With A Separate Peace, John Knowles is saying just as much about the War and the nature of war, as he is about the lives of teenage boys. Knowles makes it clear that the older boys got, the more diligently they were primed for combat. The seniors at Devon School spent a lot of time in physical training, expected to enlist after graduation, or be drafted. The specter of war hung over this New England boys school, permeating the student’s minds and the curriculum alike.

A Separate Peace is beautifully written and laden with vivid, true-to-life characters. The pacing of the book is excellent. It moves along at an even keel, toward a conclusion that is not forgone, but at the same time not necessarily unexpected.
__________________
As a side note, I have to believe that John Irving was influenced by this book when writing A Prayer for Owen Meany.

Friday, February 16, 2007

Berlin, City of Stones by Jason Lutes


(Yes, Alsyon, I did read another comic book. And there's nothing you can do about it!)

It’s hard not to be moved by something written about the holocaust, or simply about war, especially something very well-written. Jason Lutes' Berlin: City of Stones, however, was something surprisingly powerful. Rather than focusing on the plight of Jewish families in war-torn Germany, Lutes writes (and draws) about the tensions between opposing factions in the years leading up to the Second World War. This is one of probably a very small selection of historical graphic novels, and I would wager that it’s easily the best.

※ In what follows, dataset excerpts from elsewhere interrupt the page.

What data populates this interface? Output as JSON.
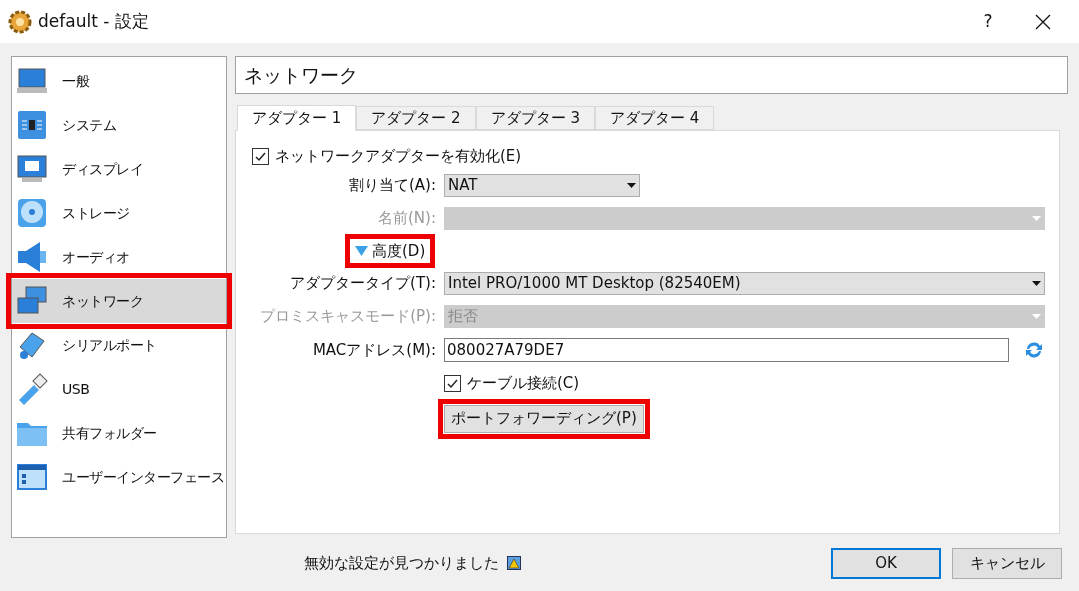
{
  "window": {
    "title": "default - 設定",
    "help": "?"
  },
  "sidebar": {
    "items": [
      {
        "label": "一般",
        "selected": false,
        "highlighted": false
      },
      {
        "label": "システム",
        "selected": false,
        "highlighted": false
      },
      {
        "label": "ディスプレイ",
        "selected": false,
        "highlighted": false
      },
      {
        "label": "ストレージ",
        "selected": false,
        "highlighted": false
      },
      {
        "label": "オーディオ",
        "selected": false,
        "highlighted": false
      },
      {
        "label": "ネットワーク",
        "selected": true,
        "highlighted": true
      },
      {
        "label": "シリアルポート",
        "selected": false,
        "highlighted": false
      },
      {
        "label": "USB",
        "selected": false,
        "highlighted": false
      },
      {
        "label": "共有フォルダー",
        "selected": false,
        "highlighted": false
      },
      {
        "label": "ユーザーインターフェース",
        "selected": false,
        "highlighted": false
      }
    ]
  },
  "page_title": "ネットワーク",
  "tabs": [
    {
      "label": "アダプター 1",
      "selected": true
    },
    {
      "label": "アダプター 2",
      "selected": false
    },
    {
      "label": "アダプター 3",
      "selected": false
    },
    {
      "label": "アダプター 4",
      "selected": false
    }
  ],
  "enable_adapter": {
    "label": "ネットワークアダプターを有効化(E)",
    "checked": true
  },
  "attached_to": {
    "label": "割り当て(A):",
    "value": "NAT",
    "disabled": false
  },
  "name": {
    "label": "名前(N):",
    "disabled": true
  },
  "advanced": {
    "label": "高度(D)",
    "expanded": true,
    "highlighted": true
  },
  "adapter_type": {
    "label": "アダプタータイプ(T):",
    "value": "Intel PRO/1000 MT Desktop (82540EM)",
    "disabled": false
  },
  "promiscuous": {
    "label": "プロミスキャスモード(P):",
    "value": "拒否",
    "disabled": true
  },
  "mac": {
    "label": "MACアドレス(M):",
    "value": "080027A79DE7"
  },
  "cable": {
    "label": "ケーブル接続(C)",
    "checked": true
  },
  "port_forwarding": {
    "label": "ポートフォワーディング(P)",
    "highlighted": true
  },
  "status": "無効な設定が見つかりました",
  "buttons": [
    {
      "label": "OK",
      "default": true
    },
    {
      "label": "キャンセル",
      "default": false
    }
  ]
}
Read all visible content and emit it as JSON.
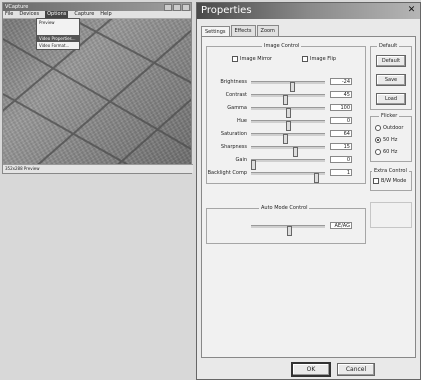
{
  "left_window": {
    "title": "VCapture",
    "menu": [
      "File",
      "Devices",
      "Options",
      "Capture",
      "Help"
    ],
    "active_menu_index": 2,
    "dropdown_items": [
      "Preview",
      "Video Properties...",
      "Video Format..."
    ],
    "status": "352x288 Preview"
  },
  "props": {
    "title": "Properties",
    "close_glyph": "✕",
    "tabs": [
      "Settings",
      "Effects",
      "Zoom"
    ],
    "image_control": {
      "label": "Image Control",
      "mirror": "Image Mirror",
      "flip": "Image Flip",
      "sliders": [
        {
          "label": "Brightness",
          "value": "-24",
          "pct": 0.55
        },
        {
          "label": "Contrast",
          "value": "45",
          "pct": 0.45
        },
        {
          "label": "Gamma",
          "value": "100",
          "pct": 0.5
        },
        {
          "label": "Hue",
          "value": "0",
          "pct": 0.5
        },
        {
          "label": "Saturation",
          "value": "64",
          "pct": 0.45
        },
        {
          "label": "Sharpness",
          "value": "15",
          "pct": 0.6
        },
        {
          "label": "Gain",
          "value": "0",
          "pct": 0.0
        },
        {
          "label": "Backlight Comp",
          "value": "1",
          "pct": 0.9
        }
      ]
    },
    "default_group": {
      "label": "Default",
      "buttons": [
        "Default",
        "Save",
        "Load"
      ]
    },
    "flicker": {
      "label": "Flicker",
      "options": [
        "Outdoor",
        "50 Hz",
        "60 Hz"
      ],
      "selected": 1
    },
    "extra": {
      "label": "Extra Control",
      "bw": "B/W Mode"
    },
    "auto_mode": {
      "label": "Auto Mode Control",
      "value": "AE/AG"
    },
    "ok": "OK",
    "cancel": "Cancel"
  }
}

If nothing else, Jason Lutes can certainly draw. His grasp of human anatomy and emotion isn’t the best I’ve seen, but all of his figures are stylistically pleasing, and his attention to detail in faces, dress and gestures does a lot in terms of advancing the plot without a narrator. I was impressed by his ability to draw (as far as I can tell) a completely believable 1920’s German cityscape, down to each stone in the road. His bird’s-eye-view opening or closing scenes alternatively give a strong feeling of the city’s European beauty and then of its decrepitude. I found myself lingering over panorama landscapes, picking out individual faces in Lute’s carefully drawn crowds. But it was his impressive ability to pack so much into an image without making it to busy that I found most pleasing about his style.

The story itself follows the dialogue of a few main characters, internal monologues of complete strangers, and first-person narration through journals. The beauty of Lute’s Berlin was that he didn’t have to explicitly guide the reader to conclusions about public discontent, rising discrimination against the Jews, and tensions between National Socialist and Communist worker parties that all come to the point of erupting by the end of the book. But Lutes doesn’t have to show all of this coming to a head; his reader clearly knows how the story ends. I was surprisingly moved by the personal narratives mixed into the story and was made to view the effects of such a grotesque war from a new, very human perspective. I forget which publication rated this as one of the top 10 graphic novels of all time, but I would suggest it to anyone with an interest in a wide range of subjects from the war itself to European architecture. Overall, an unexpectedly strong book, visually and in its plot; Lutes’ drawing and writing style complement each other perfectly to make a powerful end product. I found myself reading it so quickly that I was worried I wouldn’t fully appreciate it, but I couldn’t slow myself down.